Sur ses aspects gores, le film fait la part belle au body horror suintant, particulièrement cher à Brian Yuzna. Décapitation étrange, déformations grandiloquentes, tout vise à la surenchère, avec profusion de créatures parmi les plus lovecraftiennes. Car malgré le recul pris par rapport à l’œuvre originale et sa mise en abîme outrageusement eighties, FROM BEYOND parvient à retranscrire la patte de Lovecraft et à la rendre reconnaissable. Il se permet, de plus, d’y ajouter une réflexion sur les traitements psychiatriques, encore barbares à cette époque. Néanmoins, s’il demeure jouissif, il n’égale pas pour autant la saveur de Re-animator. En effet, bien que l’on puisse reconnaître toutes ces qualités à FROM BEYOND, on ne peut s’empêcher de le comparer à son prédécesseur. 

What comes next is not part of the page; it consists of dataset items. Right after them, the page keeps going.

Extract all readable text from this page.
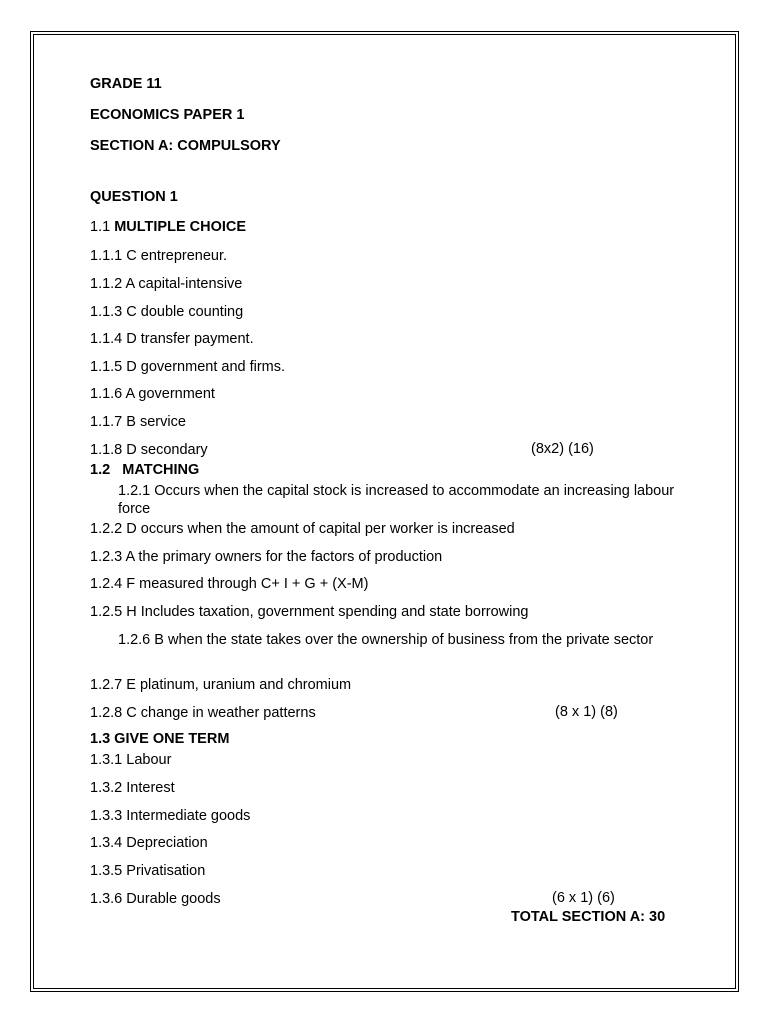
GRADE 11
ECONOMICS PAPER 1
SECTION A: COMPULSORY
QUESTION 1
1.1 MULTIPLE CHOICE
1.1.1 C entrepreneur.
1.1.2 A capital-intensive
1.1.3 C double counting
1.1.4 D transfer payment.
1.1.5 D government and firms.
1.1.6 A government
1.1.7 B service
1.1.8 D secondary	(8x2) (16)
1.2   MATCHING
1.2.1 Occurs when the capital stock is increased to accommodate an increasing labour force
1.2.2 D occurs when the amount of capital per worker is increased
1.2.3 A the primary owners for the factors of production
1.2.4 F measured through C+ I + G + (X-M)
1.2.5 H Includes taxation, government spending and state borrowing
1.2.6 B when the state takes over the ownership of business from the private sector
1.2.7 E platinum, uranium and chromium
1.2.8 C change in weather patterns	(8 x 1) (8)
1.3 GIVE ONE TERM
1.3.1 Labour
1.3.2 Interest
1.3.3 Intermediate goods
1.3.4 Depreciation
1.3.5 Privatisation
1.3.6 Durable goods	(6 x 1) (6)
TOTAL SECTION A: 30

Et force est de constater qu’il ne se hisse quasiment jamais à son niveau. Moins fou, dans un décor peu fourni, il s’amuse davantage à déployer ses effets qu’à raconter réellement son histoire de savant fou foutraque. De même, malgré son excellent casting, avec un Ken Foree formidable en policier incrédule, ses personnages restent sans relief, là où Re-animator surprend davantage dans son écriture. Toutes ces raisons expliquent certainement le succès relatif de FROM BEYOND et l’abandon du projet d’adapter davantage de nouvelles de Lovecraft chez Empire. N’en reste pas moins un film particulièrement fun et régressif, dans le haut du panier des séries B de son époque.